For chronic pain, exercise is the best long-term solution. Exercise therapy was one of the few treatments with moderate-certainty evidence of effectiveness. Strength training, stretching, yoga, and aerobic activity can all help. Make sure you don’t make any movements that put unnecessary pressure on your lower back, however. Don’t wait for your back pain to “go away” before exercising. Movement is often the cure. Start slow and build up over time.
NSAIDs also help with acute pain, but they should be used sparingly. Nonsteroidal anti-inflammatory drugs (NSAIDs) like ibuprofen or naproxen are the only proven pharmacological treatment for short-term back pain. However, they should not be used long-term due to potential side effects (stomach issues, kidney damage, and cardiovascular risks).

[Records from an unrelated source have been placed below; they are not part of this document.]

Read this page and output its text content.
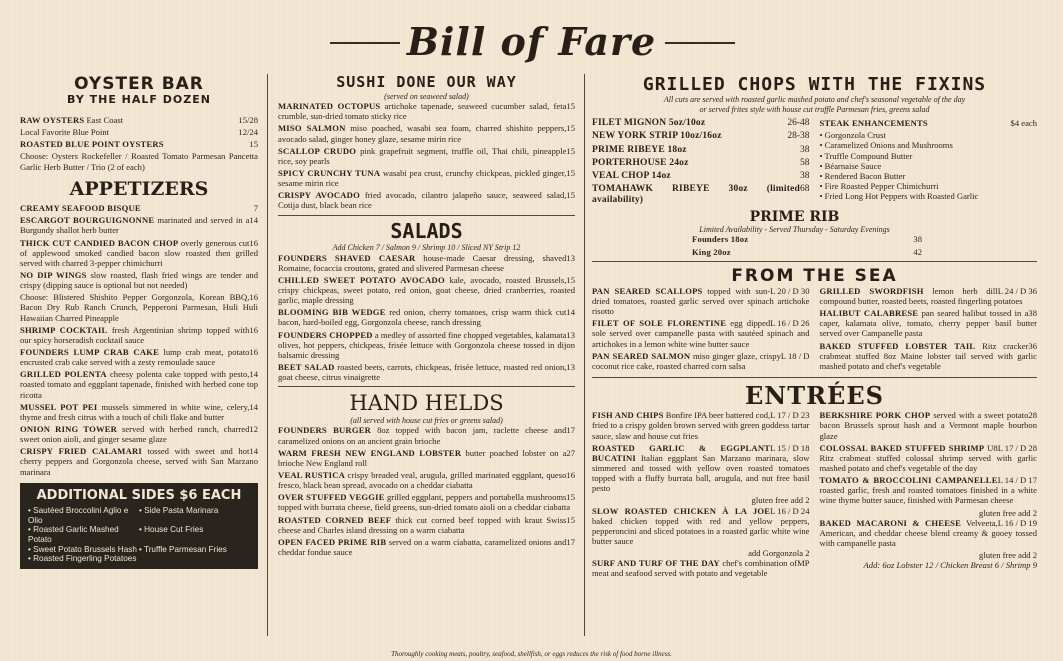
Bill of Fare
OYSTER BAR
BY THE HALF DOZEN
15/28
RAW OYSTERS East Coast
12/24
Local Favorite Blue Point
15
ROASTED BLUE POINT OYSTERS
Choose: Oysters Rockefeller / Roasted Tomato Parmesan Pancetta Garlic Herb Butter / Trio (2 of each)
APPETIZERS
7
CREAMY SEAFOOD BISQUE
14
ESCARGOT BOURGUIGNONNE marinated and served in a Burgundy shallot herb butter
16
THICK CUT CANDIED BACON CHOP overly generous cut of applewood smoked candied bacon slow roasted then grilled served with charred 3-pepper chimichurri
NO DIP WINGS slow roasted, flash fried wings are tender and crispy (dipping sauce is optional but not needed)
16
Choose: Blistered Shishito Pepper Gorgonzola, Korean BBQ, Bacon Dry Rub Ranch Crunch, Pepperoni Parmesan, Huli Huli Hawaiian Charred Pineapple
16
SHRIMP COCKTAIL fresh Argentinian shrimp topped with our spicy horseradish cocktail sauce
16
FOUNDERS LUMP CRAB CAKE lump crab meat, potato encrusted crab cake served with a zesty remoulade sauce
14
GRILLED POLENTA cheesy polenta cake topped with pesto, roasted tomato and eggplant tapenade, finished with herbed cone top ricotta
14
MUSSEL POT PEI mussels simmered in white wine, celery, thyme and fresh citrus with a touch of chili flake and butter
12
ONION RING TOWER served with herbed ranch, charred sweet onion aioli, and ginger sesame glaze
14
CRISPY FRIED CALAMARI tossed with sweet and hot cherry peppers and Gorgonzola cheese, served with San Marzano marinara
ADDITIONAL SIDES $6 EACH
• Sautéed Broccolini Aglio e Olio
• Side Pasta Marinara
• Roasted Garlic Mashed Potato
• House Cut Fries
• Sweet Potato Brussels Hash • Truffle Parmesan Fries
• Roasted Fingerling Potatoes
SUSHI DONE OUR WAY
(served on seaweed salad)
15
MARINATED OCTOPUS artichoke tapenade, seaweed cucumber salad, feta crumble, sun-dried tomato sticky rice
15
MISO SALMON miso poached, wasabi sea foam, charred shishito peppers, avocado salad, ginger honey glaze, sesame mirin rice
15
SCALLOP CRUDO pink grapefruit segment, truffle oil, Thai chili, pineapple rice, soy pearls
15
SPICY CRUNCHY TUNA wasabi pea crust, crunchy chickpeas, pickled ginger, sesame mirin rice
15
CRISPY AVOCADO fried avocado, cilantro jalapeño sauce, seaweed salad, Cotija dust, black bean rice
SALADS
Add Chicken 7 / Salmon 9 / Shrimp 10 / Sliced NY Strip 12
13
FOUNDERS SHAVED CAESAR house-made Caesar dressing, shaved Romaine, focaccia croutons, grated and slivered Parmesan cheese
15
CHILLED SWEET POTATO AVOCADO kale, avocado, roasted Brussels, crispy chickpeas, sweet potato, red onion, goat cheese, dried cranberries, roasted garlic, maple dressing
14
BLOOMING BIB WEDGE red onion, cherry tomatoes, crisp warm thick cut bacon, hard-boiled egg, Gorgonzola cheese, ranch dressing
13
FOUNDERS CHOPPED a medley of assorted fine chopped vegetables, kalamata olives, hot peppers, chickpeas, frisée lettuce with Gorgonzola cheese tossed in dijon balsamic dressing
13
BEET SALAD roasted beets, carrots, chickpeas, frisée lettuce, roasted red onion, goat cheese, citrus vinaigrette
HAND HELDS
(all served with house cut fries or greens salad)
17
FOUNDERS BURGER 8oz topped with bacon jam, raclette cheese and caramelized onions on an ancient grain brioche
27
WARM FRESH NEW ENGLAND LOBSTER butter poached lobster on a brioche New England roll
16
VEAL RUSTICA crispy breaded veal, arugula, grilled marinated eggplant, queso fresco, black bean spread, avocado on a cheddar ciabatta
15
OVER STUFFED VEGGIE grilled eggplant, peppers and portabella mushrooms topped with burrata cheese, field greens, sun-dried tomato aioli on a cheddar ciabatta
15
ROASTED CORNED BEEF thick cut corned beef topped with kraut Swiss cheese and Charles island dressing on a warm ciabatta
17
OPEN FACED PRIME RIB served on a warm ciabatta, caramelized onions and cheddar fondue sauce
GRILLED CHOPS WITH THE FIXINS
All cuts are served with roasted garlic mashed potato and chef's seasonal vegetable of the day
or served frites style with house cut truffle Parmesan fries, greens salad
26-48
FILET MIGNON 5oz/10oz
28-38
NEW YORK STRIP 10oz/16oz
38
PRIME RIBEYE 18oz
58
PORTERHOUSE 24oz
38
VEAL CHOP 14oz
68
TOMAHAWK RIBEYE 30oz (limited availability)
STEAK ENHANCEMENTS	$4 each
• Gorgonzola Crust
• Caramelized Onions and Mushrooms
• Truffle Compound Butter
• Béarnaise Sauce
• Rendered Bacon Butter
• Fire Roasted Pepper Chimichurri
• Fried Long Hot Peppers with Roasted Garlic
PRIME RIB
Limited Availability - Served Thursday - Saturday Evenings
38
Founders 18oz
42
King 20oz
FROM THE SEA
L 20 / D 30
PAN SEARED SCALLOPS topped with sun-dried tomatoes, roasted garlic served over spinach artichoke risotto
L 16 / D 26
FILET OF SOLE FLORENTINE egg dipped sole served over campanelle pasta with sautéed spinach and artichokes in a lemon white wine butter sauce
L 18 / D
PAN SEARED SALMON miso ginger glaze, crispy coconut rice cake, roasted charred corn salsa
L 24 / D 36
GRILLED SWORDFISH lemon herb dill compound butter, roasted beets, roasted fingerling potatoes
38
HALIBUT CALABRESE pan seared halibut tossed in a caper, kalamata olive, tomato, cherry pepper basil butter served over Campanelle pasta
36
BAKED STUFFED LOBSTER TAIL Ritz cracker crabmeat stuffed 8oz Maine lobster tail served with garlic mashed potato and chef's vegetable
ENTRÉES
L 17 / D 23
FISH AND CHIPS Bonfire IPA beer battered cod, fried to a crispy golden brown served with green goddess tartar sauce, slaw and house cut fries
L 15 / D 18
ROASTED GARLIC & EGGPLANT BUCATINI Italian eggplant San Marzano marinara, slow simmered and tossed with yellow oven roasted tomatoes topped with a fluffy burrata ball, arugula, and nut free basil pesto
gluten free add 2
L 16 / D 24
SLOW ROASTED CHICKEN À LA JOE baked chicken topped with red and yellow peppers, pepperoncini and sliced potatoes in a roasted garlic white wine butter sauce
add Gorgonzola 2
MP
SURF AND TURF OF THE DAY chef's combination of meat and seafood served with potato and vegetable
28
BERKSHIRE PORK CHOP served with a sweet potato bacon Brussels sprout hash and a Vermont maple bourbon glaze
L 17 / D 28
COLOSSAL BAKED STUFFED SHRIMP U8 Ritz crabmeat stuffed colossal shrimp served with garlic mashed potato and chef's vegetable of the day
L 14 / D 17
TOMATO & BROCCOLINI CAMPANELLE roasted garlic, fresh and roasted tomatoes finished in a white wine thyme butter sauce, finished with Parmesan cheese
gluten free add 2
L 16 / D 19
BAKED MACARONI & CHEESE Velveeta, American, and cheddar cheese blend creamy & gooey tossed with campanelle pasta
gluten free add 2
Add: 6oz Lobster 12 / Chicken Breast 6 / Shrimp 9
Thoroughly cooking meats, poultry, seafood, shellfish, or eggs reduces the risk of food borne illness.
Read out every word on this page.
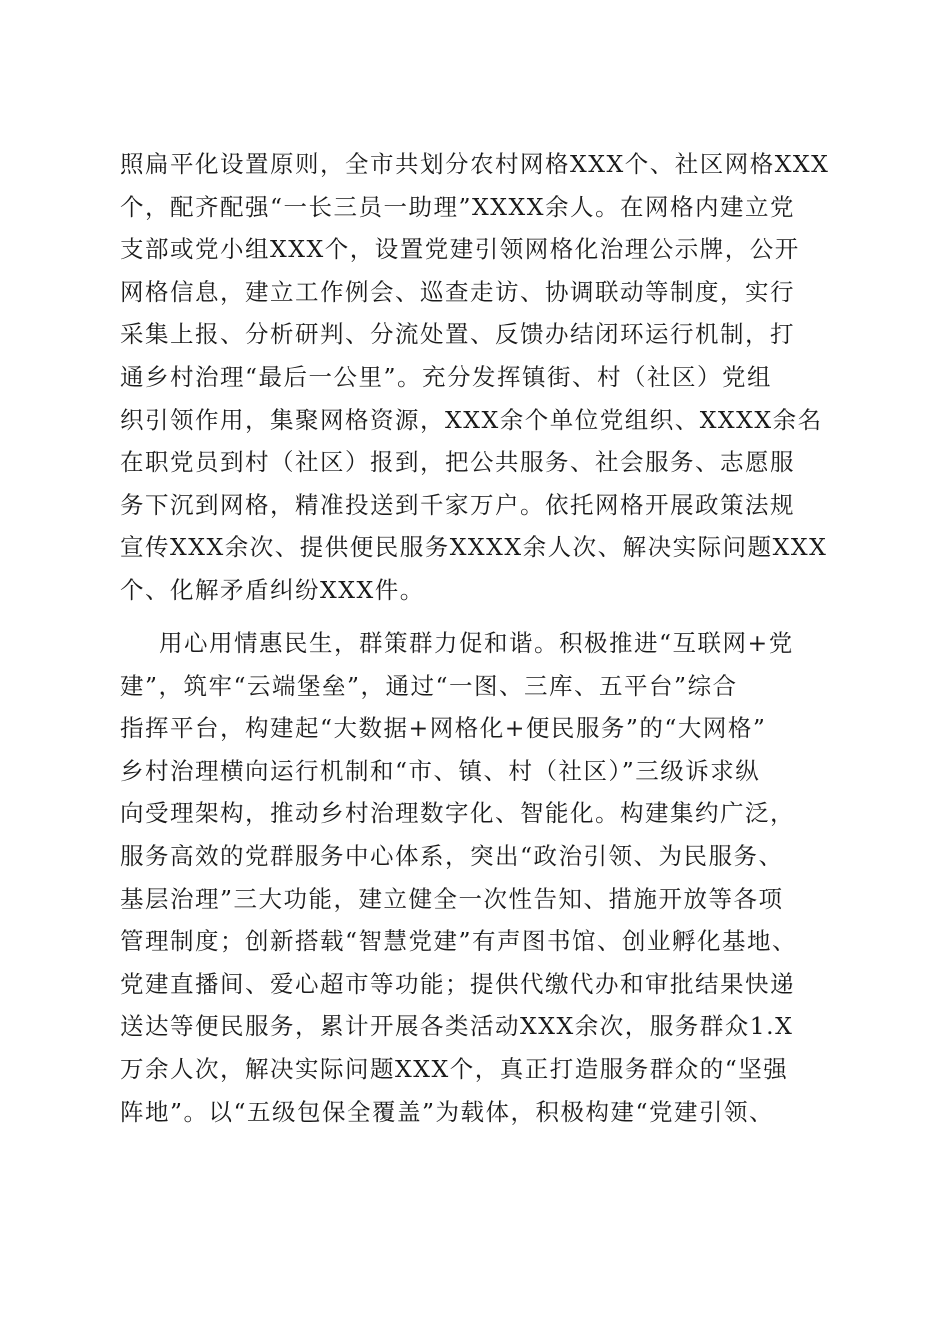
照扁平化设置原则，全市共划分农村网格XXX个、社区网格XXX
个，配齐配强“一长三员一助理”XXXX余人。在网格内建立党
支部或党小组XXX个，设置党建引领网格化治理公示牌，公开
网格信息，建立工作例会、巡查走访、协调联动等制度，实行
采集上报、分析研判、分流处置、反馈办结闭环运行机制，打
通乡村治理“最后一公里”。充分发挥镇街、村（社区）党组
织引领作用，集聚网格资源，XXX余个单位党组织、XXXX余名
在职党员到村（社区）报到，把公共服务、社会服务、志愿服
务下沉到网格，精准投送到千家万户。依托网格开展政策法规
宣传XXX余次、提供便民服务XXXX余人次、解决实际问题XXX
个、化解矛盾纠纷XXX件。
用心用情惠民生，群策群力促和谐。积极推进“互联网+党
建”，筑牢“云端堡垒”，通过“一图、三库、五平台”综合
指挥平台，构建起“大数据+网格化+便民服务”的“大网格”
乡村治理横向运行机制和“市、镇、村（社区）”三级诉求纵
向受理架构，推动乡村治理数字化、智能化。构建集约广泛，
服务高效的党群服务中心体系，突出“政治引领、为民服务、
基层治理”三大功能，建立健全一次性告知、措施开放等各项
管理制度；创新搭载“智慧党建”有声图书馆、创业孵化基地、
党建直播间、爱心超市等功能；提供代缴代办和审批结果快递
送达等便民服务，累计开展各类活动XXX余次，服务群众1.X
万余人次，解决实际问题XXX个，真正打造服务群众的“坚强
阵地”。以“五级包保全覆盖”为载体，积极构建“党建引领、
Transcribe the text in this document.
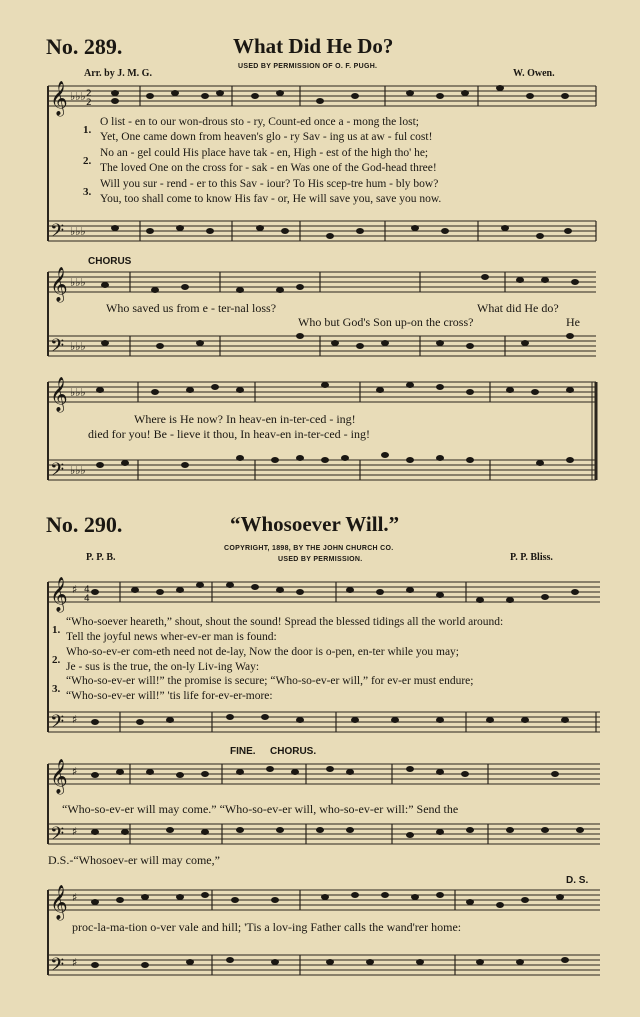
No. 289.	What Did He Do?
USED BY PERMISSION OF O. F. PUGH.
Arr. by J. M. G.	W. Owen.
𝄞
𝄢
𝄞
𝄢
𝄞
𝄢
𝄞
𝄢
𝄞
𝄢
𝄞
𝄢
♭♭♭ 2
2
♭♭♭
♭♭♭
♭♭♭
♭♭♭
♭♭♭
♯ 4
4
♯
♯
♯
♯
♯
1.
O list - en to our won-drous sto - ry, Count-ed once a - mong the lost;
Yet, One came down from heaven's glo - ry Sav - ing us at aw - ful cost!
2.
No an - gel could His place have tak - en, High - est of the high tho' he;
The loved One on the cross for - sak - en Was one of the God-head three!
3.
Will you sur - rend - er to this Sav - iour? To His scep-tre hum - bly bow?
You, too shall come to know His fav - or, He will save you, save you now.
CHORUS
Who saved us from e - ter-nal loss?	What did He do?
Who but God's Son up-on the cross?	He
Where is He now? In heav-en in-ter-ced - ing!
died for you! Be - lieve it thou, In heav-en in-ter-ced - ing!
No. 290.	“Whosoever Will.”
COPYRIGHT, 1898, BY THE JOHN CHURCH CO.
USED BY PERMISSION.
P. P. B.	P. P. Bliss.
1.
“Who-soever heareth,” shout, shout the sound! Spread the blessed tidings all the world around:
Tell the joyful news wher-ev-er man is found:
2.
Who-so-ev-er com-eth need not de-lay, Now the door is o-pen, en-ter while you may;
Je - sus is the true, the on-ly Liv-ing Way:
3.
“Who-so-ev-er will!” the promise is secure; “Who-so-ev-er will,” for ev-er must endure;
“Who-so-ev-er will!” 'tis life for-ev-er-more:
FINE. CHORUS.
“Who-so-ev-er will may come.” “Who-so-ev-er will, who-so-ev-er will:” Send the
D.S.-“Whosoev-er will may come,”
D. S.
proc-la-ma-tion o-ver vale and hill; 'Tis a lov-ing Father calls the wand'rer home:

Chiropractic adjustments or osteopathic spinal manipulation showed a small benefit for chronic low back pain. However, the effect was modest, and results varied. Capsaicin, a compound found in chili peppers, can desensitize pain receptors when applied as a cream. The study found moderate-certainty evidence that it helps some people with chronic low back pain.
Also, rather curiously, antidepressants were one of the few pharmaceutical treatments that worked for chronic pain. This suggests a strong mind-body connection in how we experience pain. So taking care of your mental health could also be important as a long-term treatment. This isn’t the first study to suggest a connection between back pain and mental health.
Ultimately, there’s no magic cure for low back pain; or we haven’t found it yet. Most non-surgical treatments don’t work—or barely outperform a placebo. But a few strategies do offer real, albeit modest, relief. If you’re struggling with back pain, your best bet is to stay active, manage expectations, and avoid falling for ineffective or overpriced treatments. Sometimes, the simplest solutions—moving more, staying strong, and managing stress—are the best we have.
The findings are published in the medical journal BMJ Evidence-Based Medicine.